What you'll learn-and how you can apply it

  • Understand the difference between concurrency and parallelism
  • Write threaded Python with locks and queues
  • Achieve parallelism via multiprocessing
  • Build concurrency primitives from coroutines
  • Build concurrency programs with asyncio

This training course is for you because...

  • You’re a programmer who wants to deep dive into concurrent programming
  • You’re a programmer who has worked with concurrent programs in other languages before, and wants to learn how things are done in Python
  • You’re a Python programmer at an intermediate level who would like to be exposed to advanced topics

Prerequisites

  • Attendees should be familiar with most of the material covered in David Beazley’s Python Programming Language LiveLessons (video)
  • If you are not very familiar with concurrency in general, watch this video of the legendary engineer Rob Pike talk about it (in the context of golang)

Course Set-up

  • A Python 3.6 interpreter

Recommended Follow-up

  • All advanced Python programmers should be familiar with David Beazley’s Python Cookbook, which contains hundreds of instructive, powerful, and clean code snippets for rumination
  • Luciano Ramalho’s Fluent Python is also an excellent resource. The book is more structured like a (very readable) textbook, and is perfect for the programmer who is comfortable working in Python but does not feel like their code is “Pythonic” yet:
  • Beyond Python, for those of you who design distributed systems or who would like to, Martin Kleppman’s Designing Data-Intensive Applications is a must-read. An exceptionally good resource written for the working programmer

  • If you are not already in the habit of doing so, you should regularly watch videos of lecture from Python conferences, which are archived here Py video. Particular talks that are relevant to concurrency are:

About your instructor

  • Vishal Prasad is a Backend Engineer at Peloton. He works on scaling distributed databases, cleaning up analysis pipelines, and punching race-conditions in the face.

Schedule

The timeframes are only estimates and may vary according to how the class is progressing

Python Thread Overview: The GIL, Python & Kernel Threads, CPython internals, Nonblocking I/O, C Extensions (20 mins)

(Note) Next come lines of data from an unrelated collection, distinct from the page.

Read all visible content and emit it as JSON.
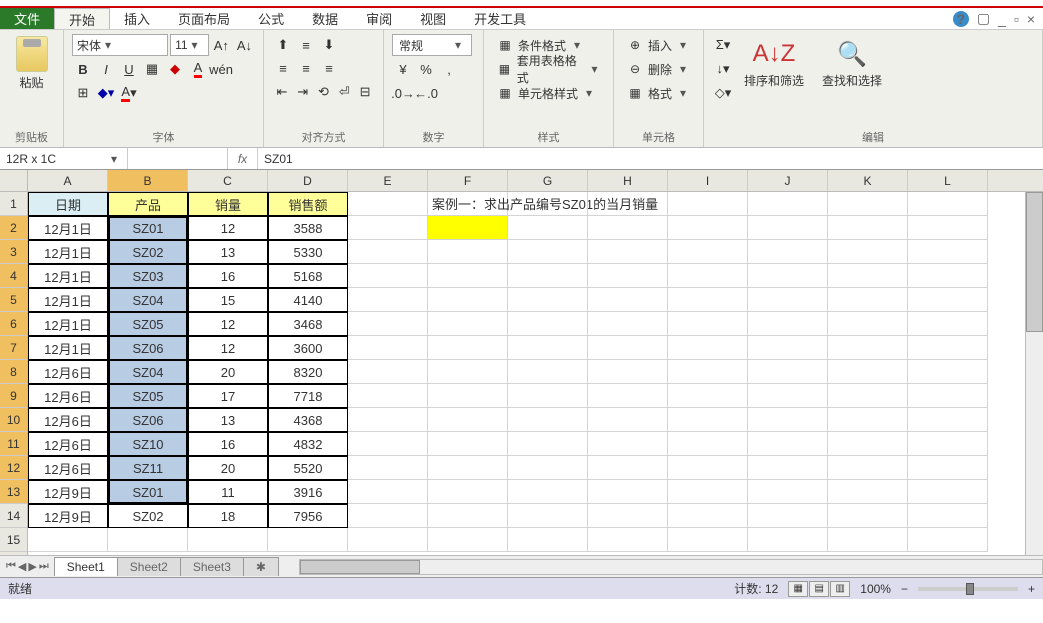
{
  "menu": {
    "file": "文件",
    "tabs": [
      "开始",
      "插入",
      "页面布局",
      "公式",
      "数据",
      "审阅",
      "视图",
      "开发工具"
    ],
    "active": 0
  },
  "ribbon": {
    "clipboard": {
      "label": "剪贴板",
      "paste": "粘贴"
    },
    "font": {
      "label": "字体",
      "name": "宋体",
      "size": "11"
    },
    "align": {
      "label": "对齐方式"
    },
    "number": {
      "label": "数字",
      "format": "常规"
    },
    "styles": {
      "label": "样式",
      "cond": "条件格式",
      "table": "套用表格格式",
      "cell": "单元格样式"
    },
    "cells": {
      "label": "单元格",
      "insert": "插入",
      "delete": "删除",
      "format": "格式"
    },
    "editing": {
      "label": "编辑",
      "sort": "排序和筛选",
      "find": "查找和选择"
    }
  },
  "formula": {
    "namebox": "12R x 1C",
    "fx": "fx",
    "value": "SZ01"
  },
  "columns": [
    "A",
    "B",
    "C",
    "D",
    "E",
    "F",
    "G",
    "H",
    "I",
    "J",
    "K",
    "L"
  ],
  "rows": [
    "1",
    "2",
    "3",
    "4",
    "5",
    "6",
    "7",
    "8",
    "9",
    "10",
    "11",
    "12",
    "13",
    "14",
    "15"
  ],
  "headers": {
    "A": "日期",
    "B": "产品",
    "C": "销量",
    "D": "销售额"
  },
  "note": "案例一：求出产品编号SZ01的当月销量",
  "data": [
    {
      "d": "12月1日",
      "p": "SZ01",
      "q": "12",
      "s": "3588"
    },
    {
      "d": "12月1日",
      "p": "SZ02",
      "q": "13",
      "s": "5330"
    },
    {
      "d": "12月1日",
      "p": "SZ03",
      "q": "16",
      "s": "5168"
    },
    {
      "d": "12月1日",
      "p": "SZ04",
      "q": "15",
      "s": "4140"
    },
    {
      "d": "12月1日",
      "p": "SZ05",
      "q": "12",
      "s": "3468"
    },
    {
      "d": "12月1日",
      "p": "SZ06",
      "q": "12",
      "s": "3600"
    },
    {
      "d": "12月6日",
      "p": "SZ04",
      "q": "20",
      "s": "8320"
    },
    {
      "d": "12月6日",
      "p": "SZ05",
      "q": "17",
      "s": "7718"
    },
    {
      "d": "12月6日",
      "p": "SZ06",
      "q": "13",
      "s": "4368"
    },
    {
      "d": "12月6日",
      "p": "SZ10",
      "q": "16",
      "s": "4832"
    },
    {
      "d": "12月6日",
      "p": "SZ11",
      "q": "20",
      "s": "5520"
    },
    {
      "d": "12月9日",
      "p": "SZ01",
      "q": "11",
      "s": "3916"
    },
    {
      "d": "12月9日",
      "p": "SZ02",
      "q": "18",
      "s": "7956"
    }
  ],
  "sheets": [
    "Sheet1",
    "Sheet2",
    "Sheet3"
  ],
  "status": {
    "ready": "就绪",
    "count": "计数: 12",
    "zoom": "100%"
  }
}
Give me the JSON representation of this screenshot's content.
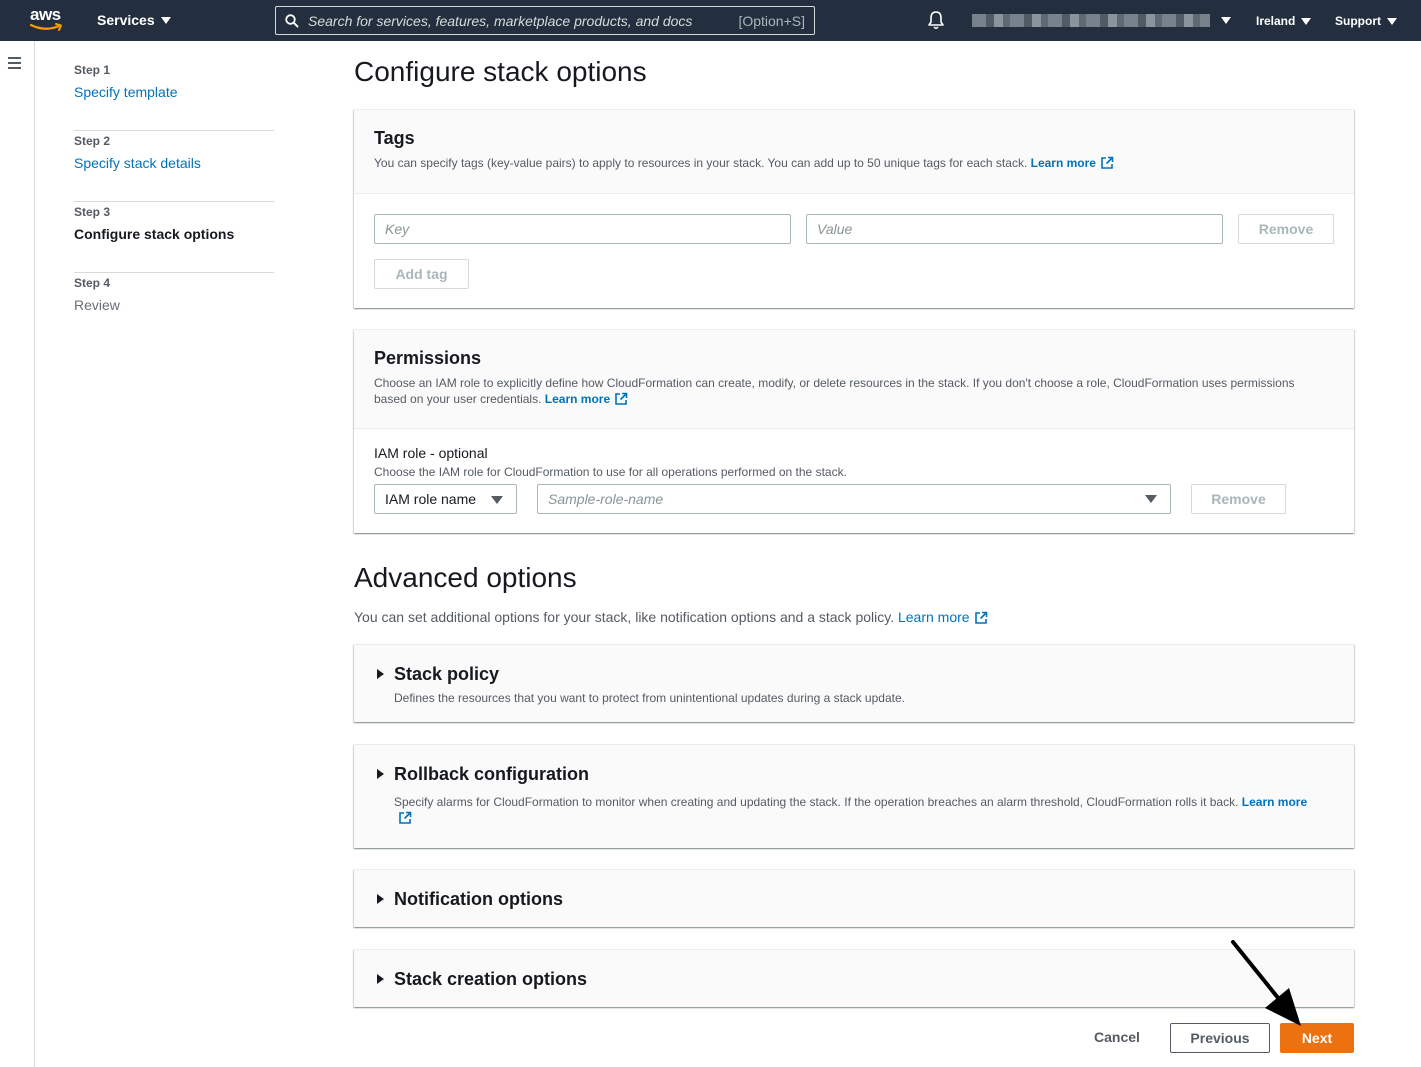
{
  "nav": {
    "logo_text": "aws",
    "services_label": "Services",
    "search_placeholder": "Search for services, features, marketplace products, and docs",
    "search_shortcut": "[Option+S]",
    "region_label": "Ireland",
    "support_label": "Support"
  },
  "steps": [
    {
      "step": "Step 1",
      "label": "Specify template",
      "state": "link"
    },
    {
      "step": "Step 2",
      "label": "Specify stack details",
      "state": "link"
    },
    {
      "step": "Step 3",
      "label": "Configure stack options",
      "state": "current"
    },
    {
      "step": "Step 4",
      "label": "Review",
      "state": "disabled"
    }
  ],
  "page_title": "Configure stack options",
  "tags": {
    "title": "Tags",
    "description": "You can specify tags (key-value pairs) to apply to resources in your stack. You can add up to 50 unique tags for each stack.",
    "learn_more": "Learn more",
    "key_placeholder": "Key",
    "value_placeholder": "Value",
    "remove_label": "Remove",
    "add_tag_label": "Add tag"
  },
  "permissions": {
    "title": "Permissions",
    "description": "Choose an IAM role to explicitly define how CloudFormation can create, modify, or delete resources in the stack. If you don't choose a role, CloudFormation uses permissions based on your user credentials.",
    "learn_more": "Learn more",
    "iam_label": "IAM role - optional",
    "iam_hint": "Choose the IAM role for CloudFormation to use for all operations performed on the stack.",
    "iam_type": "IAM role name",
    "role_placeholder": "Sample-role-name",
    "remove_label": "Remove"
  },
  "advanced": {
    "title": "Advanced options",
    "description": "You can set additional options for your stack, like notification options and a stack policy.",
    "learn_more": "Learn more",
    "sections": {
      "stack_policy": {
        "title": "Stack policy",
        "description": "Defines the resources that you want to protect from unintentional updates during a stack update."
      },
      "rollback": {
        "title": "Rollback configuration",
        "description": "Specify alarms for CloudFormation to monitor when creating and updating the stack. If the operation breaches an alarm threshold, CloudFormation rolls it back.",
        "learn_more": "Learn more"
      },
      "notification": {
        "title": "Notification options"
      },
      "creation": {
        "title": "Stack creation options"
      }
    }
  },
  "footer": {
    "cancel_label": "Cancel",
    "previous_label": "Previous",
    "next_label": "Next"
  },
  "colors": {
    "nav_bg": "#232f3e",
    "link": "#0073bb",
    "primary_button": "#ec7211"
  }
}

  • In this section we will discuss the Global Interpreter Lock, and the limitations/nonlimitations it imposes on Python programs. We will learn why the GIL is used, why removing it is difficult, and how it can be worked around. We will introduce threads. We will look at the CPython interpreter and see how the GIL allows for concurrent I/O. We will write a C extension that will do native parallelism.

Locks: A little course on semaphores (20 mins)

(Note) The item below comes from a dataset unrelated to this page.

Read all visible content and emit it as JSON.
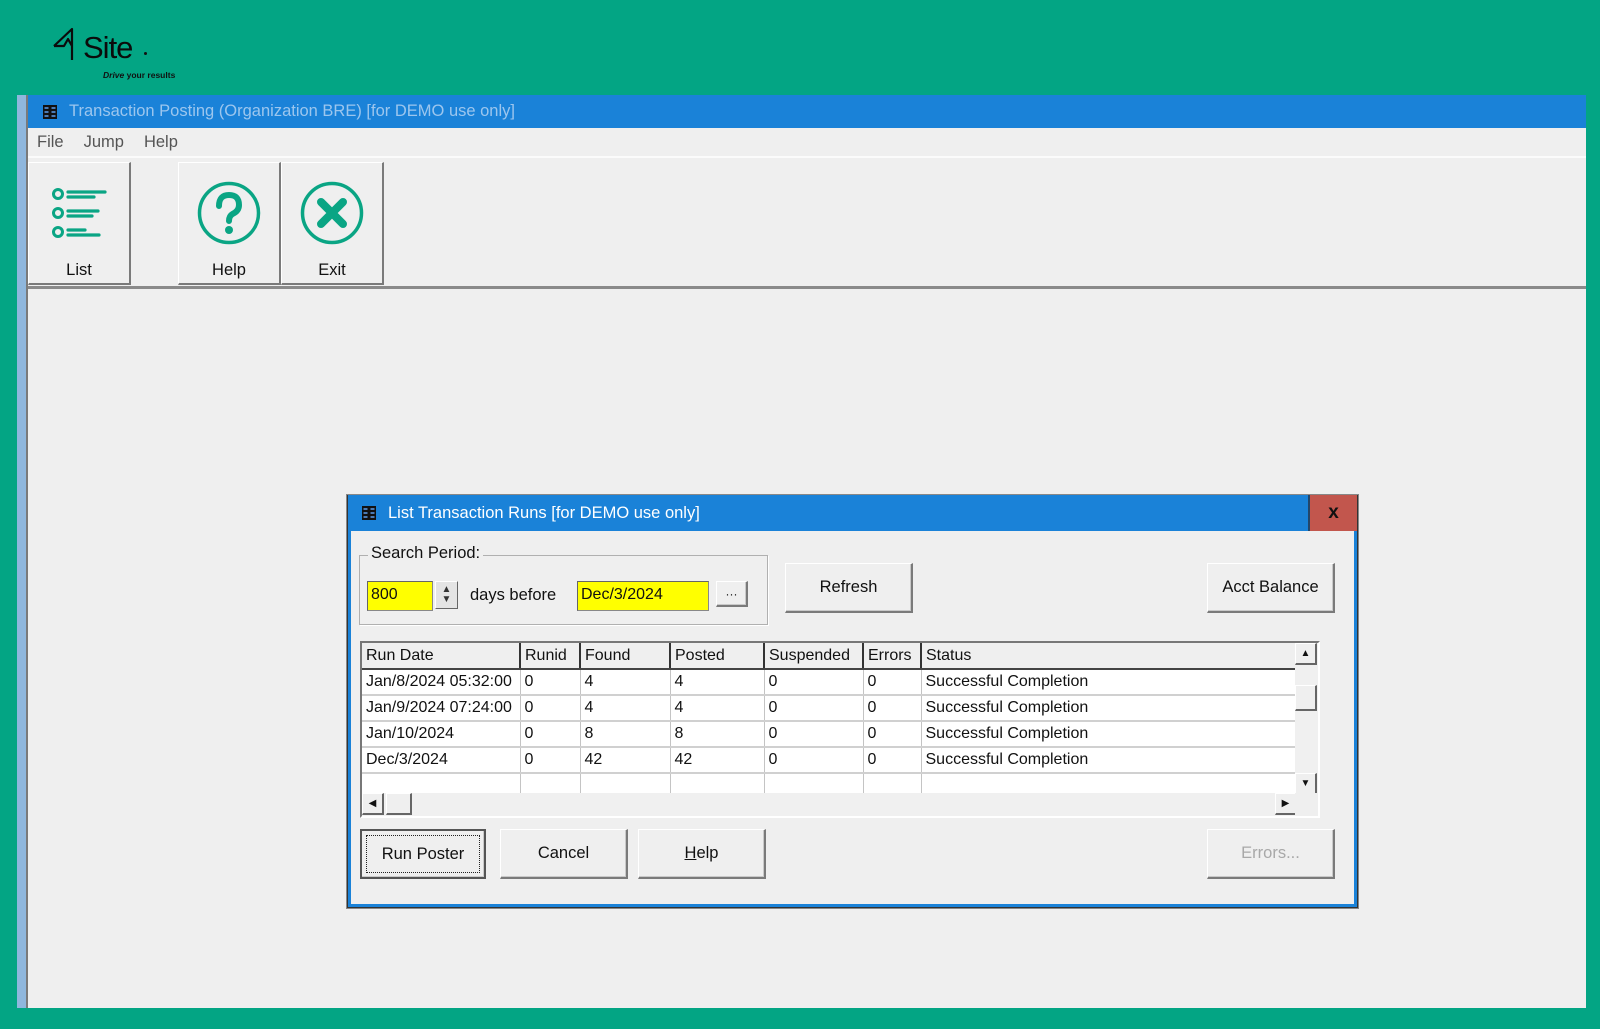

  • In this section we will discuss thread locking. We will discuss deadlocking and semaphores, and look at a couple toy programs that employ Python threads.
  • Participants will do some code exercises adapted from The Little Book of Semaphores.
  • We will discuss some larger problems with locks.

Queues: “Share memory by communicating” (20 mins)

  • In this section we will discuss a new paradigm for sharing state between concurrent executors via thread-safe queues.

Multiprocessing: Concurrency AND Parallelism! (20 mins)

  • In this section we will discuss multiprocessing, and write some code that is both concurrent and parallel. We will write an analysis pipeline, map-reduce style.
  • We will also benchmark the memory and latency overheads of multiprocessing vs. multithreading
  • General Q&A/Break (10 minutes)

Coroutines: Concurrency from scratch Length (40 minutes)

  • In this section we will build a coroutine-based concurrency library from scratch.

Gevent: A little theory on Greenlets & Monkey Patching 10 minutes)

  • In this section we will look at some gevent internals, and learn the mechanics of monkey patching to understand how nonblocking concurrent I/O is achieved in the wild.

AsyncIO: A practical course on AsyncIO: async/await, event loops, concurrent futures, and more (30 minutes)

  • This section will serve as a general introduction to AsyncIO. I will build out a webscrapper using clean AsyncIO.

Hacks: A grabbag of curious ideas (5 minutes)

  • This section will contain some async hacks, which will be enjoyable to contemplate.

General Q&A 2 (5 minutes)